A view from the Eduard Toll as it traverses the Northern Sea Route. ( Photo: Teekay )

The NSR is a cheaper, faster link between the largest gas fields and the largest gas consumers

The Yamal Peninsula in northern Russia is practically the definition of ‘remote’: this region, extending into the Arctic Ocean, is one of the few places in the world where nomadic reindeer herding is still a way of life for some people. The peninsula also contains Russia’s largest deposits of natural gas, and as climate change has warmed the soil, huge craters have formed where underground pockets of methane escaped to the surface.

In the 1990s, Russian state-owned Gazprom began plans to develop the Yamal megaproject, which seeks to exploit trillions of cubic meters of natural gas: first pipelines, then specially constructed railroads moved the gas out of the peninsula. LNG carriers also left the seaport at Sabetta and headed west to Europe, but it wasn’t until last week that a specially-constructed LNG carrier, the Vladimir Rusanov, which is half-owned by Mitsui and half-owned by China COSCO, left the port and went east, through the icebound Northern Sea Route, bound for Jiangdu. Check out this video of the Vladimir Rusanov undergoing its ice trials:

Vladimir Rusanov was the first LNG carrier from Yamal to transit the Northern Sea Route without an accompanying icebreaker ship. The Vladimir Rusanov, built in 2017, has a draft of 12 meters and can carry 173,000 cubic meters of LNG. Using the NSR, instead of going around Europe and through the Suez Canal, cut the transit time in half, to 15 days, and saved an estimated $430K in Suez Canal fees (according to Wilhelmsen’s Suez Canal fee calculator). The shorter transit time will allow LNG carriers to make many more trips per year from Yamal to Asia, doubling the revenue per vessel.

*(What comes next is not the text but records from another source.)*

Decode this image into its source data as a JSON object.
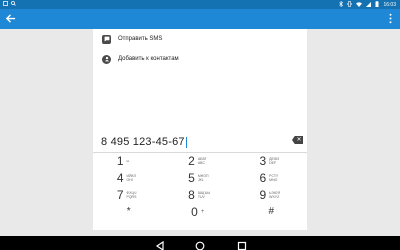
{
  "status_bar": {
    "left_icons": [
      "notification-icon",
      "search-icon"
    ],
    "right_icons": [
      "bluetooth-icon",
      "vibrate-icon",
      "wifi-icon",
      "signal-icon",
      "battery-icon"
    ],
    "time": "16:03"
  },
  "action_bar": {
    "back_icon": "arrow-left-icon",
    "menu_icon": "overflow-menu-icon",
    "color": "#1e88d6"
  },
  "actions": [
    {
      "label": "Отправить SMS",
      "icon": "sms-icon"
    },
    {
      "label": "Добавить к контактам",
      "icon": "add-contact-icon"
    }
  ],
  "number": "8 495 123-45-67",
  "keypad": [
    [
      {
        "digit": "1",
        "letters": [
          "ω",
          ""
        ]
      },
      {
        "digit": "2",
        "letters": [
          "АБВГ",
          "ABC"
        ]
      },
      {
        "digit": "3",
        "letters": [
          "ДЕЖЗ",
          "DEF"
        ]
      }
    ],
    [
      {
        "digit": "4",
        "letters": [
          "ИЙКЛ",
          "GHI"
        ]
      },
      {
        "digit": "5",
        "letters": [
          "МНОП",
          "JKL"
        ]
      },
      {
        "digit": "6",
        "letters": [
          "РСТУ",
          "MNO"
        ]
      }
    ],
    [
      {
        "digit": "7",
        "letters": [
          "ФХЦЧ",
          "PQRS"
        ]
      },
      {
        "digit": "8",
        "letters": [
          "ШЩЪЫ",
          "TUV"
        ]
      },
      {
        "digit": "9",
        "letters": [
          "ЬЭЮЯ",
          "WXYZ"
        ]
      }
    ],
    [
      {
        "digit": "*",
        "letters": [
          "",
          ""
        ]
      },
      {
        "digit": "0",
        "letters": [
          "+",
          ""
        ]
      },
      {
        "digit": "#",
        "letters": [
          "",
          ""
        ]
      }
    ]
  ],
  "colors": {
    "status_bar": "#1472b3",
    "action_bar": "#1e88d6",
    "call_button": "#13a89e",
    "cursor": "#1e88d6"
  },
  "nav_bar": {
    "buttons": [
      "back-icon",
      "home-icon",
      "recents-icon"
    ]
  }
}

Not far behind the Vladimir Rusanov is Teekay’s Eduard Toll, another icebreaking LNG carrier bound for Asia from Yamal. Novatek, the company operating the Yamal LNG facility, currently has five LNG carriers and has plans to increase its fleet to 15 vessels. Because these new LNG carriers can break through up to two meters of ice without an accompanying icebreaker, they are able to greatly reduce the complexity of the supply chain linking one of the largest natural gas fields in the world with the world’s largest consumer of natural gas.

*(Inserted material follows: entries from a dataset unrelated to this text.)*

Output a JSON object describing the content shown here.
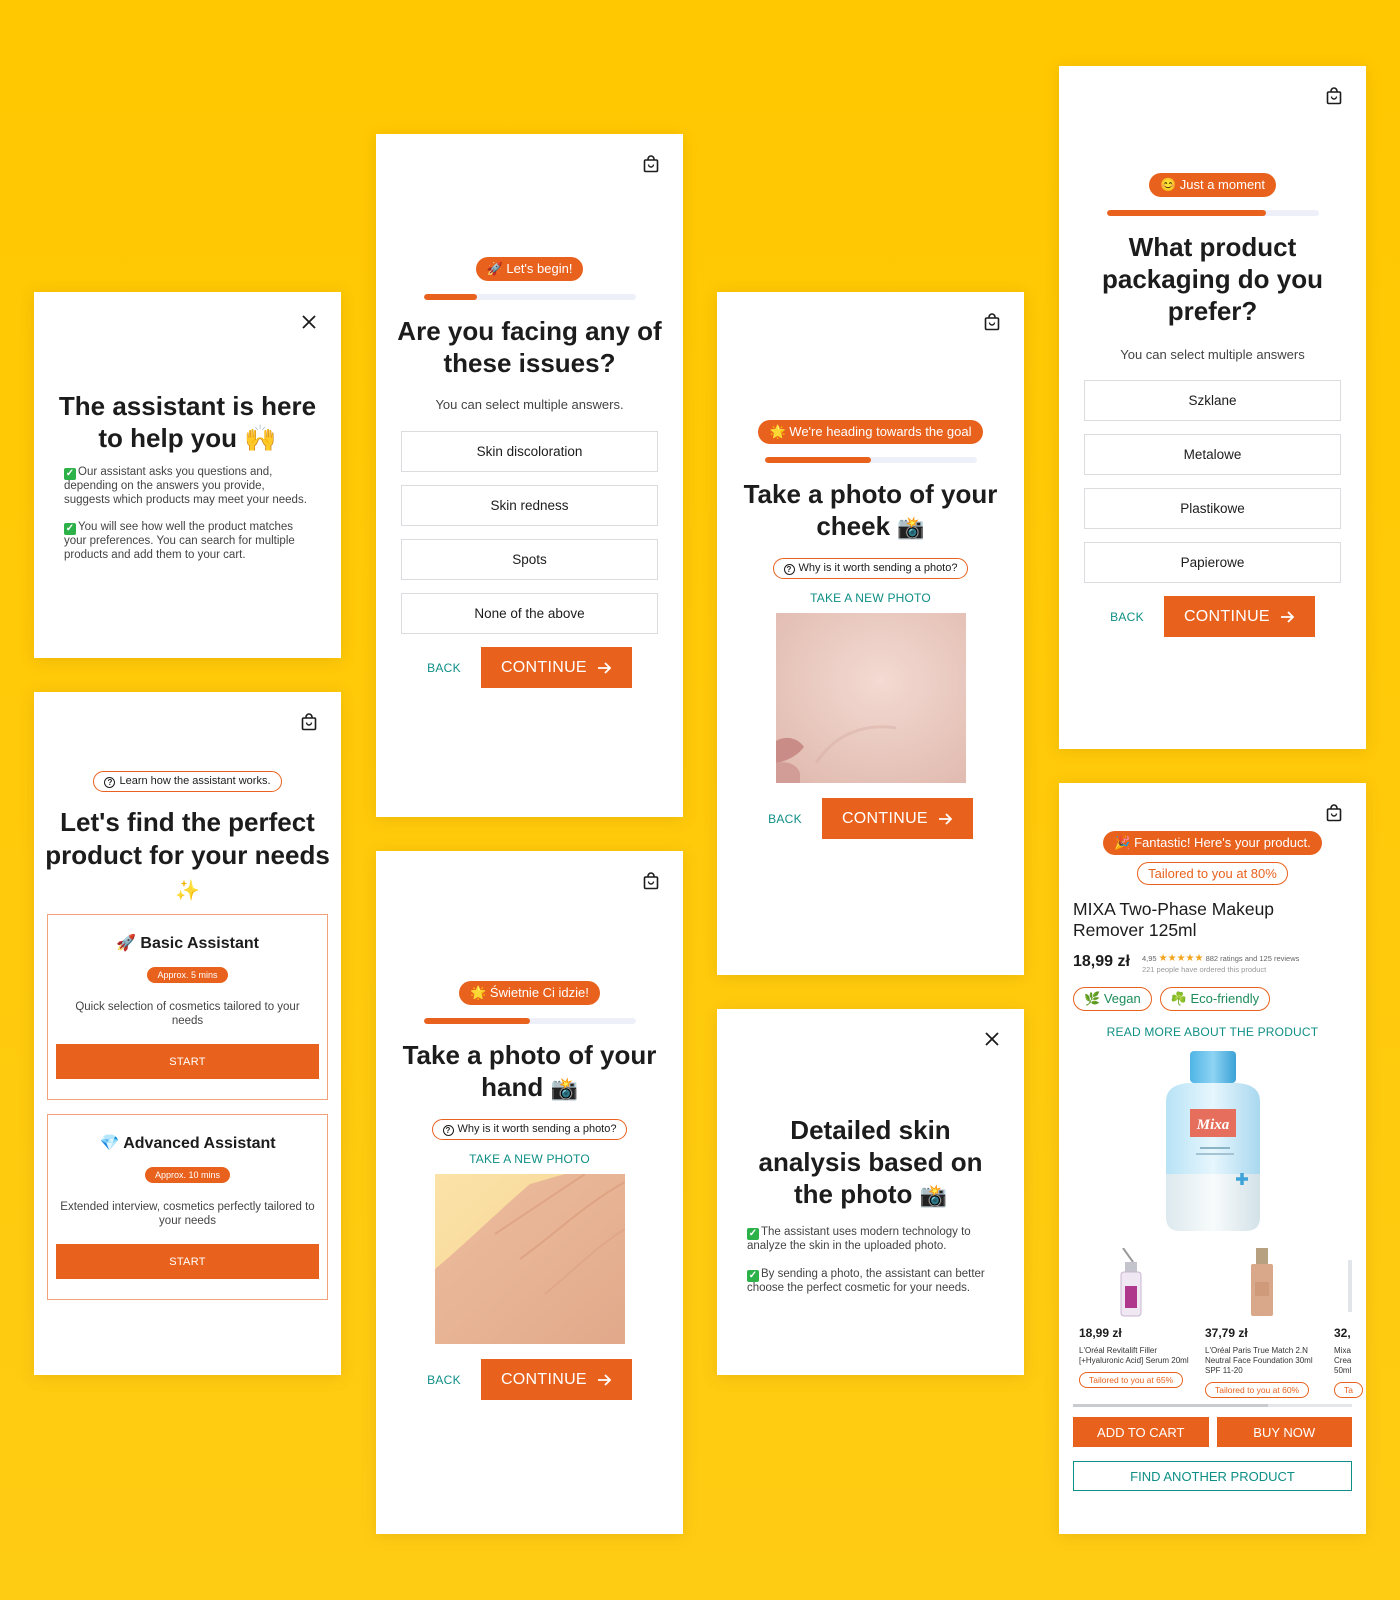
{
  "screen_intro": {
    "title": "The assistant is here to help you",
    "title_emoji": "🙌",
    "bullets": [
      "Our assistant asks you questions and, depending on the answers you provide, suggests which products may meet your needs.",
      "You will see how well the product matches your preferences. You can search for multiple products and add them to your cart."
    ]
  },
  "screen_choose": {
    "learn_pill": "Learn how the assistant works.",
    "title": "Let's find the perfect product for your needs",
    "title_emoji": "✨",
    "assistants": [
      {
        "icon": "🚀",
        "name": "Basic Assistant",
        "time": "Approx. 5 mins",
        "desc": "Quick selection of cosmetics tailored to your needs",
        "button": "START"
      },
      {
        "icon": "💎",
        "name": "Advanced Assistant",
        "time": "Approx. 10 mins",
        "desc": "Extended interview, cosmetics perfectly tailored to your needs",
        "button": "START"
      }
    ]
  },
  "screen_issues": {
    "badge": "Let's begin!",
    "badge_emoji": "🚀",
    "progress": 0.25,
    "title": "Are you facing any of these issues?",
    "subtitle": "You can select multiple answers.",
    "options": [
      "Skin discoloration",
      "Skin redness",
      "Spots",
      "None of the above"
    ],
    "back": "BACK",
    "continue": "CONTINUE"
  },
  "screen_hand": {
    "badge": "Świetnie Ci idzie!",
    "badge_emoji": "🌟",
    "progress": 0.5,
    "title": "Take a photo of your hand",
    "title_emoji": "📸",
    "why_pill": "Why is it worth sending a photo?",
    "new_photo": "TAKE A NEW PHOTO",
    "back": "BACK",
    "continue": "CONTINUE"
  },
  "screen_cheek": {
    "badge": "We're heading towards the goal",
    "badge_emoji": "🌟",
    "progress": 0.5,
    "title": "Take a photo of your cheek",
    "title_emoji": "📸",
    "why_pill": "Why is it worth sending a photo?",
    "new_photo": "TAKE A NEW PHOTO",
    "back": "BACK",
    "continue": "CONTINUE"
  },
  "screen_analysis": {
    "title": "Detailed skin analysis based on the photo",
    "title_emoji": "📸",
    "bullets": [
      "The assistant uses modern technology to analyze the skin in the uploaded photo.",
      "By sending a photo, the assistant can better choose the perfect cosmetic for your needs."
    ]
  },
  "screen_packaging": {
    "badge": "Just a moment",
    "badge_emoji": "😊",
    "progress": 0.75,
    "title": "What product packaging do you prefer?",
    "subtitle": "You can select multiple answers",
    "options": [
      "Szklane",
      "Metalowe",
      "Plastikowe",
      "Papierowe"
    ],
    "back": "BACK",
    "continue": "CONTINUE"
  },
  "screen_result": {
    "badge": "Fantastic! Here's your product.",
    "badge_emoji": "🎉",
    "match": "Tailored to you at 80%",
    "product_name": "MIXA Two-Phase Makeup Remover 125ml",
    "price": "18,99 zł",
    "rating": "4,95",
    "rating_stars": 5,
    "reviews": "882 ratings and 125 reviews",
    "ordered": "221 people have ordered this product",
    "tags": [
      {
        "icon": "🌿",
        "label": "Vegan"
      },
      {
        "icon": "☘️",
        "label": "Eco-friendly"
      }
    ],
    "read_more": "READ MORE ABOUT THE PRODUCT",
    "bottle_brand": "Mixa",
    "others": [
      {
        "price": "18,99 zł",
        "name": "L'Oréal Revitalift Filler [+Hyaluronic Acid] Serum 20ml",
        "match": "Tailored to you at 65%"
      },
      {
        "price": "37,79 zł",
        "name": "L'Oréal Paris True Match 2.N Neutral Face Foundation 30ml SPF 11-20",
        "match": "Tailored to you at 60%"
      },
      {
        "price": "32,",
        "name": "Mixa Crea 50ml",
        "match": "Ta"
      }
    ],
    "add_to_cart": "ADD TO CART",
    "buy_now": "BUY NOW",
    "find_another": "FIND ANOTHER PRODUCT"
  }
}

In March, Russian President Vladimir Putin called for a ten-fold increase in Northern Sea Route traffic by 2025, amounting to an annual rate of 80M tons.

Russia’s ambitious Arctic infrastructure projects are being built in partnership with China; earlier this month at the Shanghai Cooperation Organization’s meeting in Qingdao, China, the Chinese Development Bank agreed to provide $9.5B in funding to Russia’s state-controlled Vnesheconombank (VEB) in order to create a development partnership for the Eurasian Economic Union and the Chinese Belt and Road initiative. China recently passed South Korea to become the world’s second largest importer of liquefied natural gas after Japan, a fuel to which the Asian superpower has turned in the pursuit of cleaner energy. According to the IEA, Chinese demand for liquefied natural gas will grow by 70% from 2017 to 2023, from 51 billion cubic meters to 87 billion cubic meters.

LNG carrier spot rates maintained their strength over the past week, according to Stifel’s First Watch Maritime Update, with east-of-Suez daily rates holding at $70K and west-of-Suez rates steady at $85K. For context, in 2017 those rates averaged $39.9K and $47K, respectively. Stifel forecasts that incremental demand for LNG carrier capacity will outstrip incremental increases in supply in both 2019 and 2020, creating a favorable environment for carriers but potentially hampering producers trying to get their gas to market.